When he got home, he would have to take his stuff off his grandmother’s porch. He would have to call up a friend—Louie, probably—and sleep on his couch for a few days while he found a place to live. There would be other consequences, too. Tomorrow, he would have to deal with the fallout from tonight. Eventually, everyone would know. People would talk. And other things would happen that he couldn’t possibly imagine.
He told himself it would be okay in the end. Let it happen. Let them talk. He could live with that. His choices were his, and he had made them with both eyes open.
Walking back to his car, he thought of Mera, the heat of her lips still on his.
I’ll be your bridge, he thought. Between worlds.
Moon
Aubrey was in her garden again. Weeding, by the look of it. Lee always got up the stairs before her grandmother, and most mornings she would meet Aubrey messing around in her garden, watering or weeding or cutting open a yellow passion fruit to eat.
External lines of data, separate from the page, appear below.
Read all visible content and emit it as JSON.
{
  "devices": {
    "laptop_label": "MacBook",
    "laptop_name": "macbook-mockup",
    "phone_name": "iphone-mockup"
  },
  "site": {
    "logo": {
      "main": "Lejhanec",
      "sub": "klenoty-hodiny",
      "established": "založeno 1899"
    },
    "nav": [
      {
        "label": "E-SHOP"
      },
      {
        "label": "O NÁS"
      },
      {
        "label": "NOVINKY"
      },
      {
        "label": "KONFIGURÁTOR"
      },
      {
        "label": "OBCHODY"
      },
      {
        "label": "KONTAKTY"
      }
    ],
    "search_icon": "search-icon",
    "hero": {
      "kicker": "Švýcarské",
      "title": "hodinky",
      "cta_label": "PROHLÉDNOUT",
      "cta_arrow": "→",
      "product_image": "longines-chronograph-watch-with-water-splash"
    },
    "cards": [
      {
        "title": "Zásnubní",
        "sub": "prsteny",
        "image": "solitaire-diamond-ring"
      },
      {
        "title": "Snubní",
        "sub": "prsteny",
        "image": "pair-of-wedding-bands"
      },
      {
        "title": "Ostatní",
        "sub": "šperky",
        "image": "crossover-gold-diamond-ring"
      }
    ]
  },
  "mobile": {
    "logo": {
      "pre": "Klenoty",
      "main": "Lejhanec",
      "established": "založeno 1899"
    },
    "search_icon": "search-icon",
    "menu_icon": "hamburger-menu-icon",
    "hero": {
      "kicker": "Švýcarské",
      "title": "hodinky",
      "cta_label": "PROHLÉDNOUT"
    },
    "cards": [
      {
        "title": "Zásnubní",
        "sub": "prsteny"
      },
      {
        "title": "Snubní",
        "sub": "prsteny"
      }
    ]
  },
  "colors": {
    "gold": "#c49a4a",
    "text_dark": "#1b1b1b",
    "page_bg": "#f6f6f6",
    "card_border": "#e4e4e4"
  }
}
Lee had been seeing a Jeep parked next to Aubrey’s house. But she never saw who it belonged to, and she wasn’t close enough to her landlord to ask. She knew that it wasn’t Jackson. He had been gone for quite a while.
“Good morning,” Lee said.
“Morning.” Aubrey stood up for a moment to wipe some sweat from the back of her neck.
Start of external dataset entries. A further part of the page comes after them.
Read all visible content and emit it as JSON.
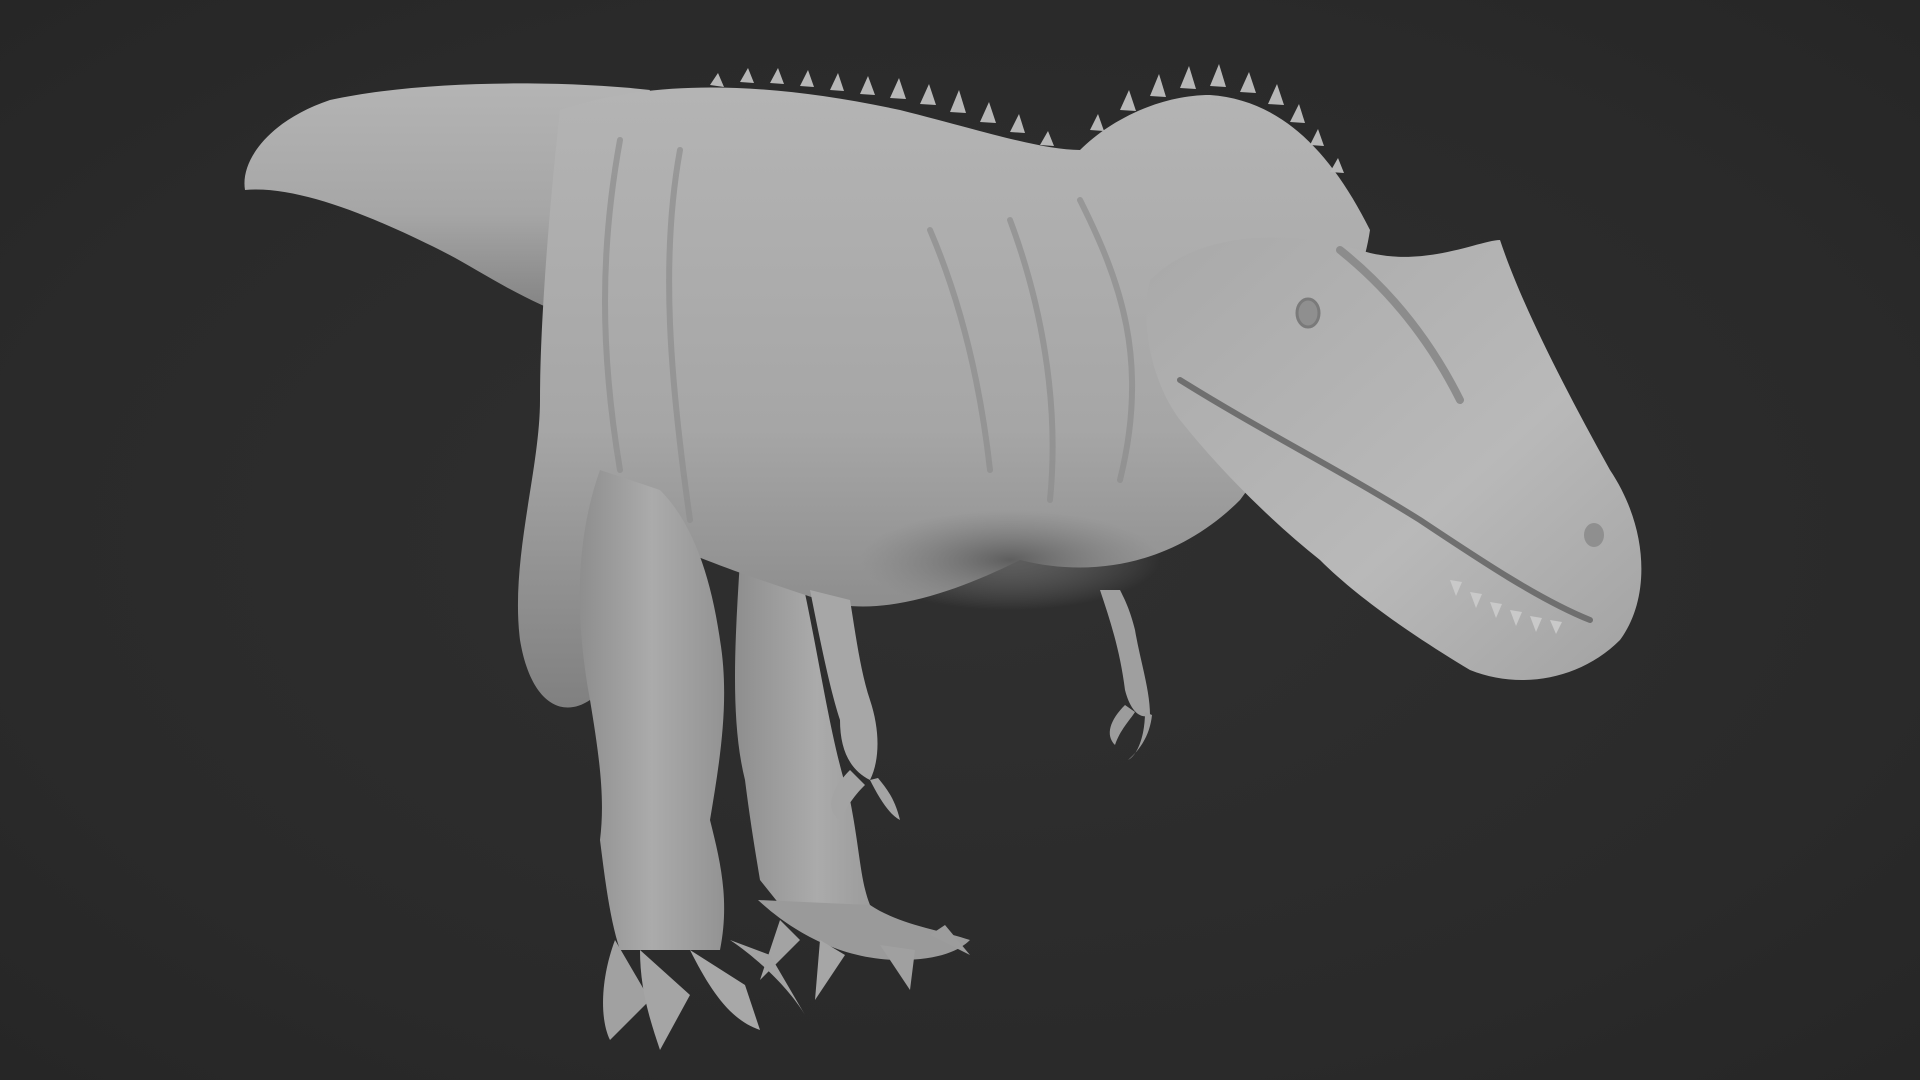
{
  "scene": {
    "subject": "dinosaur-sculpt",
    "background_color": "#2b2b2b",
    "model_color": "#a9a9a9",
    "shadow_color": "#6e6e6e",
    "highlight_color": "#c8c8c8"
  }
}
Lee watched her. She couldn’t get over how young Aubrey looked, plucking the bits of bush away from her hibiscus tree every morning. She had the most beautifully muscled arms.
“You
want some passion fruit?” Aubrey asked.
Aubrey was always offering passion fruit from her garden, or mangoes from the tree in the back of the house when they were in season. Lee would go downstairs with a bag full of mangoes that she would devour over the course of a week, only to get it refilled the next time she saw Aubrey.
“No thanks,” Lee said.
Aubrey plucked one from the passion-fruit vine and walked over and handed it to her anyway. “Maybe you’ll want it later,” she said, smiling.
“Thanks,” Lee said.
Just then, Derrick’s busted-ass jalopy rolled down the steep hill. Lee looked at the ramshackle mess, still unwashed, still looking as if it had been built from scraps of rusty galvanize. Aubrey gently touched Lee on the shoulder and returned to her garden.
Derrick parked next to Grams’ much better-looking electric hatchback. He had to be one of the few people on island still driving a gas car.
“You look like a boy,” he said as he got out of the rattletrap.
Lee was wearing a New York Yankees cap and a fresh pair of Jordans. The baby-blue blouse of her uniform was half out in the back. Her skirt could be girlie if worn by someone else—anyone else—but on Lee, it might as well have been basketball shorts.
She never bothered to answer her brother when he pointed out her tomboyishness. She didn’t sense judgment in his words—merely the playful teasing of an older brother.
“Where’s Grams?” Derrick asked.
“Downstairs.”
“You know what she’s going to tell you when she gets up here, right?” He looked at her hat.
“Nothing as bad as what she is going to tell you.”
Derrick laughed, but it sounded hollow. He seemed tired, weighed down. “I guess so.”
There was the sound of a door closing, and Grams appeared at the foot of the stairs. She had a bunch of bags in her hand. Lee watched Derrick’s body twitch with the impulse to help, but his feet stayed frozen in place.
What a punk, Lee thought but didn’t say. She poked Derrick in the side.